Thank you, Chairman Schapiro. I, too, would like to thank the staff of the Division of Trading and Markets for their hard work in preparing for today's open meeting. I would also like to thank the staff in the other divisions and offices who worked on the proposing release, including the Office of General Counsel, the Division of Corporate Finance, and the Division of Risk, Strategy, and Financial Innovation.

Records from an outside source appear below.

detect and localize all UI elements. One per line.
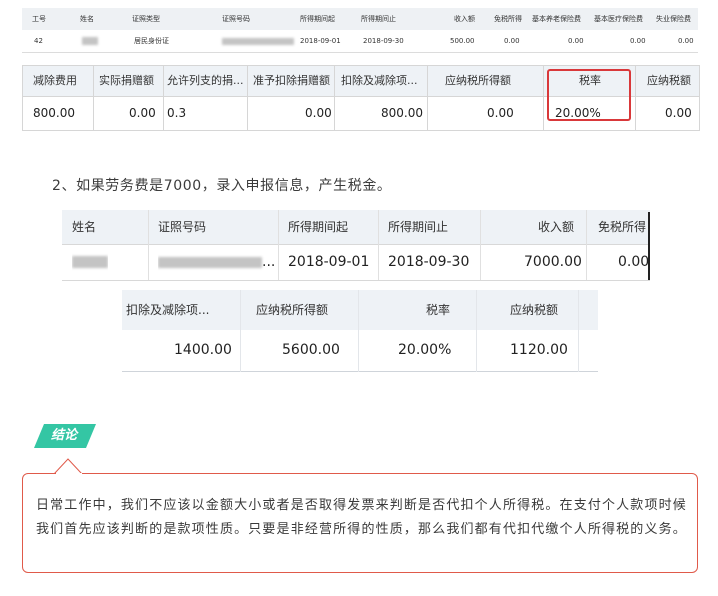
cell-taxable-income: 0.00 xyxy=(487,106,514,120)
cell-name-redacted xyxy=(82,30,98,52)
cell-income: 500.00 xyxy=(450,37,475,45)
cell-period-start: 2018-09-01 xyxy=(300,37,341,45)
cell-id-type: 居民身份证 xyxy=(134,37,169,45)
table-header: 扣除及减除项... 应纳税所得额 税率 应纳税额 xyxy=(122,290,598,330)
col-header: 基本医疗保险费 xyxy=(594,15,643,23)
cell-period-start: 2018-09-01 xyxy=(288,254,370,270)
cell-taxable-income: 5600.00 xyxy=(282,342,340,358)
cell-income: 7000.00 xyxy=(524,254,582,270)
tax-result-table-7000: 扣除及减除项... 应纳税所得额 税率 应纳税额 1400.00 5600.00… xyxy=(122,290,598,372)
col-header: 姓名 xyxy=(80,15,94,23)
table-row[interactable]: 1400.00 5600.00 20.00% 1120.00 xyxy=(122,330,598,372)
conclusion-box: 日常工作中，我们不应该以金额大小或者是否取得发票来判断是否代扣个人所得税。在支付… xyxy=(22,473,698,573)
cell-unemployment: 0.00 xyxy=(678,37,694,45)
table-row[interactable]: ... 2018-09-01 2018-09-30 7000.00 0.00 xyxy=(62,245,650,281)
col-header: 失业保险费 xyxy=(656,15,691,23)
col-header: 应纳税额 xyxy=(510,303,559,317)
col-header: 扣除及减除项... xyxy=(126,303,210,317)
col-header: 工号 xyxy=(32,15,46,23)
col-header: 税率 xyxy=(426,303,451,317)
col-header: 所得期间起 xyxy=(300,15,335,23)
col-header: 收入额 xyxy=(454,15,475,23)
pointer-gap xyxy=(56,473,82,475)
column-divider xyxy=(586,210,587,280)
column-divider xyxy=(476,290,477,372)
col-header: 准予扣除捐赠额 xyxy=(253,74,330,87)
table-row[interactable]: 42 居民身份证 2018-09-01 2018-09-30 500.00 0.… xyxy=(22,30,698,53)
column-divider xyxy=(247,66,248,130)
col-header: 收入额 xyxy=(538,220,575,234)
conclusion-tag: 结论 xyxy=(34,424,96,448)
cell-tax-free: 0.00 xyxy=(618,254,650,270)
col-header: 所得期间止 xyxy=(361,15,396,23)
cell-name-redacted xyxy=(72,245,108,280)
cell-id-number-redacted: ... xyxy=(158,245,275,280)
cell-tax-free: 0.00 xyxy=(504,37,520,45)
column-divider xyxy=(278,210,279,280)
col-header: 减除费用 xyxy=(33,74,77,87)
cell-total-deduction: 1400.00 xyxy=(174,342,232,358)
deduction-table-500: 减除费用 实际捐赠额 允许列支的捐... 准予扣除捐赠额 扣除及减除项... 应… xyxy=(22,65,700,131)
cell-deductible-donation: 0.00 xyxy=(305,106,332,120)
col-header: 应纳税所得额 xyxy=(256,303,329,317)
cell-employee-id: 42 xyxy=(34,37,43,45)
cell-period-end: 2018-09-30 xyxy=(388,254,470,270)
cell-deduction: 800.00 xyxy=(33,106,75,120)
cropped-edge-line xyxy=(648,212,650,280)
column-divider xyxy=(480,210,481,280)
col-header: 证照类型 xyxy=(132,15,160,23)
column-divider xyxy=(358,290,359,372)
column-divider xyxy=(578,290,579,372)
cell-pension: 0.00 xyxy=(568,37,584,45)
col-header: 姓名 xyxy=(72,220,97,234)
column-divider xyxy=(635,66,636,130)
column-divider xyxy=(240,290,241,372)
cell-tax-rate: 20.00% xyxy=(398,342,452,358)
table-header: 工号 姓名 证照类型 证照号码 所得期间起 所得期间止 收入额 免税所得 基本养… xyxy=(22,8,698,30)
column-divider xyxy=(334,66,335,130)
conclusion-text: 日常工作中，我们不应该以金额大小或者是否取得发票来判断是否代扣个人所得税。在支付… xyxy=(36,498,687,537)
conclusion-tag-label: 结论 xyxy=(50,428,77,443)
cell-allowed-donation: 0.3 xyxy=(167,106,187,120)
column-divider xyxy=(378,210,379,280)
col-header: 证照号码 xyxy=(222,15,250,23)
cell-period-end: 2018-09-30 xyxy=(363,37,404,45)
table-header: 姓名 证照号码 所得期间起 所得期间止 收入额 免税所得 xyxy=(62,210,650,245)
column-divider xyxy=(148,210,149,280)
income-table-7000: 姓名 证照号码 所得期间起 所得期间止 收入额 免税所得 ... 2018-09… xyxy=(62,210,650,281)
cell-tax-payable: 0.00 xyxy=(665,106,692,120)
salary-table-small: 工号 姓名 证照类型 证照号码 所得期间起 所得期间止 收入额 免税所得 基本养… xyxy=(22,8,698,53)
col-header: 应纳税所得额 xyxy=(445,74,511,87)
col-header: 免税所得 xyxy=(494,15,522,23)
cell-medical: 0.00 xyxy=(630,37,646,45)
cell-actual-donation: 0.00 xyxy=(129,106,156,120)
col-header: 免税所得 xyxy=(598,220,647,234)
col-header: 应纳税额 xyxy=(647,74,691,87)
col-header: 允许列支的捐... xyxy=(167,74,244,87)
column-divider xyxy=(163,66,164,130)
column-divider xyxy=(427,66,428,130)
scenario-paragraph: 2、如果劳务费是7000，录入申报信息，产生税金。 xyxy=(52,178,392,194)
col-header: 所得期间起 xyxy=(288,220,349,234)
col-header: 基本养老保险费 xyxy=(532,15,581,23)
col-header: 实际捐赠额 xyxy=(99,74,154,87)
cell-total-deduction: 800.00 xyxy=(381,106,423,120)
cell-id-number-redacted xyxy=(222,30,294,52)
cell-tax-payable: 1120.00 xyxy=(510,342,568,358)
column-divider xyxy=(543,66,544,130)
column-divider xyxy=(93,66,94,130)
tax-rate-highlight-box xyxy=(547,69,631,121)
col-header: 所得期间止 xyxy=(388,220,449,234)
col-header: 证照号码 xyxy=(158,220,207,234)
col-header: 扣除及减除项... xyxy=(341,74,418,87)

I am happy to support your recommendation and will be very brief. Although the Commission has in prior times issued concept releases and rule proposals to seek comment on eliminating references to NRSROs and NRSRO ratings from Commission rules and forms, as Robert mentioned earlier, the effort today is due to a directive by Congress under Section 939A of the Dodd-Frank Act to “review any regulation issued by [the Commission] that requires the use of an assessment of the credit-worthiness of a security or money market instrument and any references to or requirements in such regulations regarding credit ratings.”1 After the Commission has completed that review, the statute provides that the Commission “remove any reference to or requirement of reliance on credit ratings and to substitute in such regulations such standard of credit-worthiness” as the Commission determines to be appropriate.

I believe that the proposal to eliminate the NRSRO ratings from Commission rules primarily should alleviate the appearance that the Commission has placed a “seal of approval” on such ratings. However, I want to point out that the proposed removal of credit ratings from the regulations should not be construed to suggest that credit ratings are not useful information to both retail and institutional investors, or that investors should avoid using this information as part of their investment decision making. In my view, the proposal is designed to directly benefit investors by encouraging greater due diligence and analysis by broker dealers when analyzing the creditworthiness and suitability of a financial instrument for their clients.

I look forward to reviewing public comments on the proposed alternative standards of creditworthiness, and I have no questions. Thank you again to the staff.


1 Pub. L. No. 111-203 939A(a)(1)-(2).